Le Document De Stratégie Nationale pour la Croissance et la Réduction de la Pauvreté (DSNCRP), publié en 2007, constitue le cadre de référence des politiques publiques de l’État haïtien. L’agriculture y est abordée comme un vecteur de croissance et un secteur prioritaire. Mais on constate que le document renferme le politiques néolibérales et donne la priorité aux intérêts internationaux sur les intérêts locaux dans le domaine de l’agriculture. Le Programme Spécial d’Urgence s’inscrit dans la même logique.
Le noeud des contradictions et la limite du programme du MARNDR
Quand le document requiert l’utilisation des produits locaux dans l’humanitaire, il s’agit d’un point positif, mais en même temps il faut faire attention car la disponibilité des stocks provenant de l’agriculture locale n’est pas le fruit du hasard sinon la conséquence de toute une politique qui devrait exister bien avant : appui à la production, formation, stockage, transformation, etc. Sur le terrain on constate que dans l’humanitaire également, le souci d’intérêt et de profit du capitalisme n’en finit pas.
Il est tout à fait intéressant de voir la question des intrants comme une exigence pour la production, au sens de fournir les engrais et autres aux paysans à un prix subventionné, cette idée est dégagée dans le programme du ministère. Mais ceci devait être bémolisé dans la mesure où, d’une part, considérant par exemple l’importation des engrais comme un marché juteux pour les transnationales qui vont absorber une grande partie du budget, car nous ne produisons les engrais sur place, la question se complique.
Près de 24 millions de dollars américains sont orientés vers l’achat des intrants dans un jeu de dépendance qui fait les frais des transnationales et des intermédiaires locaux. De pareilles situations n’ont rien à voir avec une agriculture souveraine et paysanne axée sur la capitalisation des appauvris. Il s’agit plutôt d’un mécanisme de dépendance. Le Programme d’urgence du Ministère ne rompt pas avec le néolibéralisme, sinon il l’entretient et le développe dans un contexte de crise.

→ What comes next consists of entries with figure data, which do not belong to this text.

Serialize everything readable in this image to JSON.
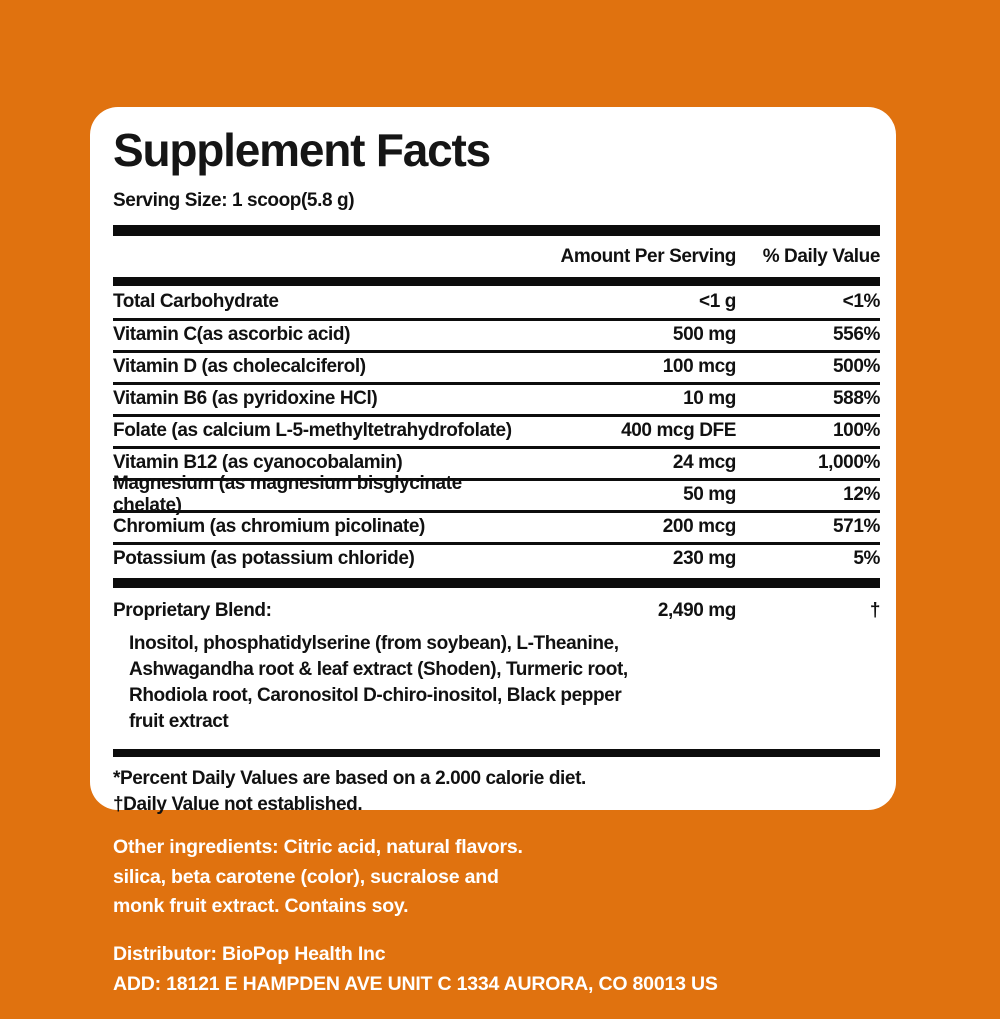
{
  "label": {
    "title": "Supplement Facts",
    "serving_size": "Serving Size: 1 scoop(5.8 g)"
  },
  "table": {
    "headers": {
      "amount": "Amount Per Serving",
      "daily_value": "% Daily Value"
    },
    "rows": [
      {
        "name": "Total Carbohydrate",
        "amount": "<1 g",
        "dv": "<1%"
      },
      {
        "name": "Vitamin C(as ascorbic acid)",
        "amount": "500 mg",
        "dv": "556%"
      },
      {
        "name": "Vitamin D (as cholecalciferol)",
        "amount": "100 mcg",
        "dv": "500%"
      },
      {
        "name": "Vitamin B6 (as pyridoxine HCl)",
        "amount": "10 mg",
        "dv": "588%"
      },
      {
        "name": "Folate (as calcium L-5-methyltetrahydrofolate)",
        "amount": "400 mcg DFE",
        "dv": "100%"
      },
      {
        "name": "Vitamin B12 (as cyanocobalamin)",
        "amount": "24 mcg",
        "dv": "1,000%"
      },
      {
        "name": "Magnesium (as magnesium bisglycinate chelate)",
        "amount": "50 mg",
        "dv": "12%"
      },
      {
        "name": "Chromium (as chromium picolinate)",
        "amount": "200 mcg",
        "dv": "571%"
      },
      {
        "name": "Potassium (as potassium chloride)",
        "amount": "230 mg",
        "dv": "5%"
      }
    ]
  },
  "blend": {
    "name": "Proprietary Blend:",
    "amount": "2,490 mg",
    "dv": "†",
    "lines": {
      "0": "Inositol, phosphatidylserine (from soybean), L-Theanine,",
      "1": "Ashwagandha root & leaf extract (Shoden), Turmeric root,",
      "2": "Rhodiola root, Caronositol D-chiro-inositol, Black pepper",
      "3": "fruit extract"
    }
  },
  "footnotes": {
    "0": "*Percent Daily Values are based on a 2.000 calorie diet.",
    "1": "†Daily Value not established."
  },
  "other_ingredients": {
    "0": "Other ingredients: Citric acid, natural flavors.",
    "1": "silica, beta carotene (color), sucralose and",
    "2": "monk fruit extract. Contains soy."
  },
  "distributor": {
    "name": "Distributor: BioPop Health Inc",
    "address": "ADD: 18121 E HAMPDEN AVE UNIT C 1334 AURORA, CO 80013 US"
  },
  "colors": {
    "background": "#E0720F",
    "card": "#FFFFFF",
    "rule": "#0c0c0c",
    "text": "#111111"
  }
}
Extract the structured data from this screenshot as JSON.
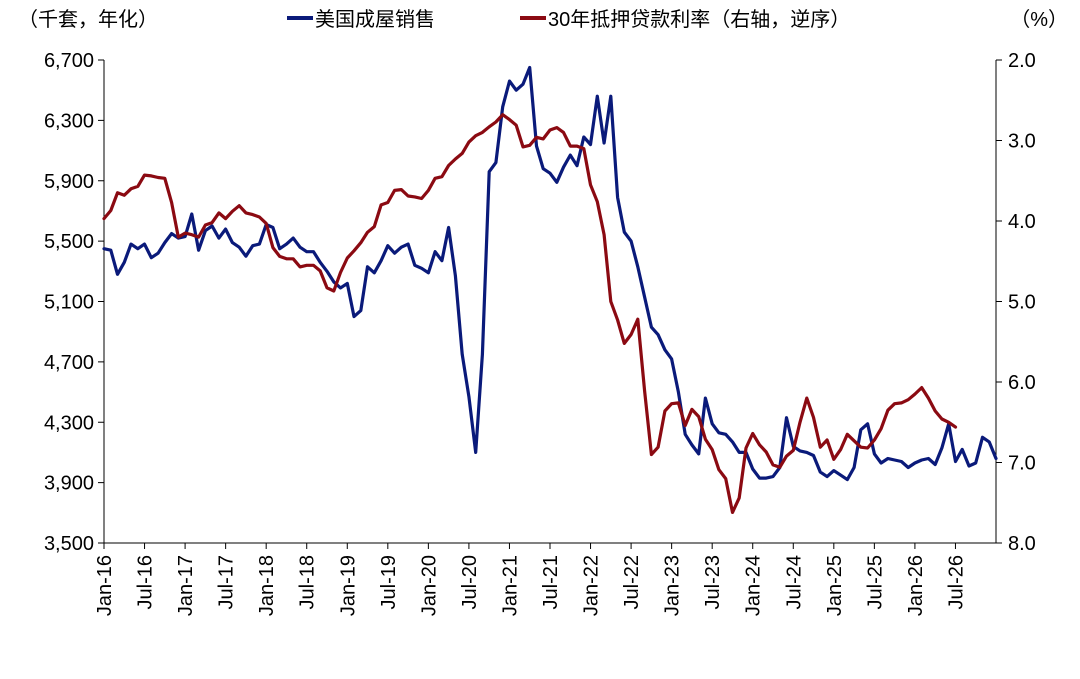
{
  "chart_data": {
    "type": "line",
    "left_unit_label": "（千套，年化）",
    "right_unit_label": "（%）",
    "legend": [
      {
        "name": "美国成屋销售",
        "color": "#0a1a7a"
      },
      {
        "name": "30年抵押贷款利率（右轴，逆序）",
        "color": "#8b0a12"
      }
    ],
    "y_left": {
      "min": 3500,
      "max": 6700,
      "ticks": [
        "3,500",
        "3,900",
        "4,300",
        "4,700",
        "5,100",
        "5,500",
        "5,900",
        "6,300",
        "6,700"
      ]
    },
    "y_right": {
      "min": 2.0,
      "max": 8.0,
      "inverted": true,
      "ticks": [
        "2.0",
        "3.0",
        "4.0",
        "5.0",
        "6.0",
        "7.0",
        "8.0"
      ]
    },
    "x_ticks": [
      "Jan-16",
      "Jul-16",
      "Jan-17",
      "Jul-17",
      "Jan-18",
      "Jul-18",
      "Jan-19",
      "Jul-19",
      "Jan-20",
      "Jul-20",
      "Jan-21",
      "Jul-21",
      "Jan-22",
      "Jul-22",
      "Jan-23",
      "Jul-23",
      "Jan-24",
      "Jul-24",
      "Jan-25",
      "Jul-25",
      "Jan-26",
      "Jul-26"
    ],
    "x_start": "2016-01",
    "series": [
      {
        "name": "美国成屋销售",
        "axis": "left",
        "values": [
          5450,
          5440,
          5280,
          5360,
          5480,
          5450,
          5480,
          5390,
          5420,
          5490,
          5550,
          5520,
          5530,
          5680,
          5440,
          5570,
          5600,
          5520,
          5580,
          5490,
          5460,
          5400,
          5470,
          5480,
          5610,
          5590,
          5450,
          5480,
          5520,
          5460,
          5430,
          5430,
          5360,
          5300,
          5230,
          5190,
          5220,
          5000,
          5040,
          5330,
          5290,
          5370,
          5470,
          5420,
          5460,
          5480,
          5340,
          5320,
          5290,
          5430,
          5370,
          5590,
          5270,
          4750,
          4470,
          4100,
          4750,
          5960,
          6020,
          6390,
          6560,
          6500,
          6540,
          6650,
          6130,
          5980,
          5950,
          5890,
          5990,
          6070,
          6000,
          6190,
          6140,
          6460,
          6150,
          6460,
          5790,
          5560,
          5500,
          5330,
          5130,
          4930,
          4880,
          4780,
          4720,
          4500,
          4220,
          4150,
          4090,
          4460,
          4290,
          4230,
          4220,
          4170,
          4100,
          4100,
          3990,
          3930,
          3930,
          3940,
          4000,
          4330,
          4140,
          4110,
          4100,
          4080,
          3970,
          3940,
          3980,
          3950,
          3920,
          4000,
          4250,
          4290,
          4090,
          4030,
          4060,
          4050,
          4040,
          4000,
          4030,
          4050,
          4060,
          4020,
          4130,
          4290,
          4040,
          4120,
          4010,
          4030,
          4200,
          4170,
          4060
        ]
      },
      {
        "name": "30年抵押贷款利率（右轴，逆序）",
        "axis": "right",
        "values": [
          3.97,
          3.87,
          3.65,
          3.68,
          3.6,
          3.57,
          3.43,
          3.44,
          3.46,
          3.47,
          3.77,
          4.2,
          4.15,
          4.17,
          4.2,
          4.05,
          4.02,
          3.9,
          3.97,
          3.88,
          3.81,
          3.9,
          3.92,
          3.95,
          4.03,
          4.33,
          4.44,
          4.47,
          4.47,
          4.57,
          4.55,
          4.55,
          4.62,
          4.83,
          4.87,
          4.64,
          4.46,
          4.37,
          4.27,
          4.14,
          4.07,
          3.8,
          3.77,
          3.62,
          3.61,
          3.69,
          3.7,
          3.72,
          3.62,
          3.47,
          3.45,
          3.31,
          3.23,
          3.16,
          3.02,
          2.94,
          2.9,
          2.83,
          2.77,
          2.68,
          2.74,
          2.81,
          3.08,
          3.06,
          2.96,
          2.98,
          2.87,
          2.84,
          2.9,
          3.07,
          3.07,
          3.1,
          3.55,
          3.76,
          4.17,
          5.0,
          5.23,
          5.52,
          5.41,
          5.22,
          6.11,
          6.9,
          6.81,
          6.36,
          6.27,
          6.26,
          6.54,
          6.34,
          6.43,
          6.71,
          6.84,
          7.09,
          7.2,
          7.62,
          7.44,
          6.82,
          6.64,
          6.78,
          6.87,
          7.03,
          7.06,
          6.92,
          6.85,
          6.5,
          6.2,
          6.44,
          6.81,
          6.72,
          6.96,
          6.84,
          6.65,
          6.73,
          6.81,
          6.82,
          6.72,
          6.58,
          6.35,
          6.27,
          6.26,
          6.22,
          6.15,
          6.07,
          6.2,
          6.36,
          6.46,
          6.5,
          6.56
        ]
      }
    ]
  }
}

De plus, le budget total du programme est de 587 926 799 dollars américains ; l’ Etat haïtien dispose seulement de 4 500 000, donc il faut rechercher 583 426 799 dollars américain. En d’autres termes on a 0,008%. Sans trop de commentaire on voit déjà ce qui adviendra : ce sera un programme remanié, dicté et commandité par l’international. Le document n’apporte aucun souffle nouveau. Le MARNDR nie l’xistence et la force que représente la classe paysanne. Ce choix néolibéral nie les savoir feire populaires.
Vers une approche de la reconstruction
Les réflexions du PPSA de la PAPDA et les organisations paysannes s’expriment dans une approche de construction du pays qui tiendra compte de la réalité haïtienne.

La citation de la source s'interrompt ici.